Overall, based on data from the South Korean government collected between 2011 and 2015, Tae-Young Choi estimated that at least 62,000 water deer are killed on the country's roads each year, which is about 1% of the population or roughly one deer per kilometre of road per year. An article to The Korea Times in May 2024 reported that May and June were the most dangerous months of the year for wild animals on Korean highways. The article quotes figures published by the state-funded Korea Expressway Corp (KEC) released earlier that month. The data show how nearly 40% of the 6,078 wildlife-vehicle collisions that happened over the previous five years occurred in these two months, nearly half of them between midnight and 08:00. The KEC figures also suggest that deer were involved in 84% of collisions, significantly more than any other species.
In his 2016 paper to Ecologically Resilient Infrastructure, Choi called for attention to be directed towards reducing the number of DVCs, which both the 2021 and 2024 data suggest is happening. Part of this mitigation is through fencing highways, and significant work has been undertaken by Hee-Bok Park and his colleagues to understand fencing requirements to keep water deer off roads. In a 2021 paper to the journal Sustainability, Park and his team concluded, based on studying 800 behavioural responses to fences over 40 trails at a test facility at the National Institute of Ecology in Seocheon-gun, that fences along roads should be at least 1.2 metres (4 ft.) and ideally 1.5 m (5ft.) tall to deter Korean water deer from jumping over them, although some individuals managed to clear fences up to 1.8 m (6 ft.). Curiously, in his account of the water deer in the Deer of the World compendium, published in 2025, Baek-Jun Kim noted that, based on his personal observation, they "can jump up higher than 5 m in an emergency". Presumably this is a typo, and it should say 5 ft, as 5 m (16 ft.) seems improbable? Regardless, in a paper to the Korean Journal of Veterinary Service during 2021, Bae Dong Jung and colleagues at Kangwon National University reported how, based on roadkill reports, animals taken to rescue centres and a single GPS-tracked female water deer, fences along South Korean roads could deter crossings if they were high enough, and the authors recommended planning roads through woodland and agricultural landscapes with both appropriate fencing and a suitable speed limit. The 2024 Korea Times article suggested that, thanks to a combination of fences and wildlife crossings installed by the KEC, the number of accidents involving wild animals fell from 2,545 in 2015 to 978 in 2023.

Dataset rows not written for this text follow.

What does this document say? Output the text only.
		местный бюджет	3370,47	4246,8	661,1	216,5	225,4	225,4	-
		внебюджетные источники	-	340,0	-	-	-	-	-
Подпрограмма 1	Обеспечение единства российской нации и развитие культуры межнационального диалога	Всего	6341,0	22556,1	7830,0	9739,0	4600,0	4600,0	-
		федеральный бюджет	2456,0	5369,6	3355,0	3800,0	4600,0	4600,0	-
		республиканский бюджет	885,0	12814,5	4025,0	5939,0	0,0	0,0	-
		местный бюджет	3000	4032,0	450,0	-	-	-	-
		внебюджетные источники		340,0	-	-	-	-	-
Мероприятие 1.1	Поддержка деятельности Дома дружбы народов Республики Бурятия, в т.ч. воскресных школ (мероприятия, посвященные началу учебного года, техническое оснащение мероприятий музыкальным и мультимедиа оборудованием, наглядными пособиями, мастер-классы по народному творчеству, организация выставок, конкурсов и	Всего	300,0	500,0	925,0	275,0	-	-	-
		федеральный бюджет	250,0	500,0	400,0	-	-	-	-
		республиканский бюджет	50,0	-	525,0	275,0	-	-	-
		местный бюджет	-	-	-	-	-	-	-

As well as dying under the wheels of cars, it appears water deer are also occasionally hit by trains, although this seems uncommon. In the Norfolk Bird & Mammal Report 2012, Andy Musgrove noted a casualty on the train tracks at Strumpshaw. More recently, in September 2025 I submitted a Freedom of Information request to Network Rail (FOI2025/01623) asking for details of any collisions with water deer on their network in East Anglia and the Home Counties over the past 10 years, which returned no results in their database, despite records existing for red, roe and muntjac deer in the same timeframe. In South Korea, a June 2015 article in The Korean Times reported that a high-speed Korea Train eXpress (KTX) train travelling from Busan to Seoul was damaged after hitting a water deer near Osong Station in North Chungcheong Province at around 00:30. This was apparently the first time a KTX train had been damaged in a collision with a vehicle, although the article doesn't specify whether collisions that don't result in damage have occurred previously. I have seen many images of water deer near the railway tracks in the Civilian Control Zone and, given their flighty nature, it seems the potential for collision is significant.